Simon positively relished hanging charlatans and snake oil salesmen by their own words, contributing mightily to a refreshingly informed discussion of environmental and population issues in the process. Challenging conventional wisdom with conviction and ferocity, Simon wrote or edited 16 books, many of them debunking the gloom-and-doom predictions of environmentalists and population-control theorists.

His most recent book, published just over a year ago, was The Ultimate Resource 2, which updated a work published in 1981. In it, Simon argued that the true ultimate resource is “the human imagination coupled to the human spirit.” It was described in a Washington Post review as “the most powerful challenge to be mounted against the principles of popular environmentalism in 15 years.”

Nobel laureate F. A. Hayek sent Simon a note saying, “I have never written a fan letter to a professional colleague, but to discover that you have . . . provided the empirical evidence for what with me is the result of a lifetime of theoretical speculation, is too exciting an experience not to share it with you.”

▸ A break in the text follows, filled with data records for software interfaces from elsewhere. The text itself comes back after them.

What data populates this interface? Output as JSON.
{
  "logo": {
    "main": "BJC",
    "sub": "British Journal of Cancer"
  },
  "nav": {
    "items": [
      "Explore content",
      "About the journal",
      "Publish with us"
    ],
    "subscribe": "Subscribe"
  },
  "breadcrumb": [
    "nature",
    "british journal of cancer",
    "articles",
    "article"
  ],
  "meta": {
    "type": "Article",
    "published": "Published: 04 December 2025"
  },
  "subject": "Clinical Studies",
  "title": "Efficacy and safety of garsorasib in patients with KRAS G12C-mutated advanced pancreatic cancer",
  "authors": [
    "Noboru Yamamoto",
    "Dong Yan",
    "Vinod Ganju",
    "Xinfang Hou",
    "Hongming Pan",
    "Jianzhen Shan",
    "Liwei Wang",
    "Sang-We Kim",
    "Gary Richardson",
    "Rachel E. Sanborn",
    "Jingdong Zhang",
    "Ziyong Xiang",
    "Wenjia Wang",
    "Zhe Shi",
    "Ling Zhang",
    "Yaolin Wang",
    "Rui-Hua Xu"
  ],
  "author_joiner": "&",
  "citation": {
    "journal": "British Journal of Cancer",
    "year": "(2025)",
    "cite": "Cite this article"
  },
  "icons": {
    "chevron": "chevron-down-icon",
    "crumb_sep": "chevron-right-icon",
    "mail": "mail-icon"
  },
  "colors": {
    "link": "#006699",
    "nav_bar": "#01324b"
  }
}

In 1980 Simon made a wager with environmentalist Paul Ehrlich, who has made a lucrative career of warning that the world is exhausting its supply of natural resources at a rapid pace. Simon bet Ehrlich that any five raw materials of Ehrlich’s choosing would be less expensive (and thus, by implication, more plentiful) ten years later. In 1990 the prices of all five had dropped, and Ehrlich, chastened, wrote Simon a check for $576.07. Simon won the bet because he recognized that human ingenuity is constantly discovering new sources of raw materials or superior alternatives to them.

In early 1996, Simon produced The State of Humanity, a book of 68 essays providing an encyclopedic examination of mortality, pollution, living standards, and natural resources over thousands of years.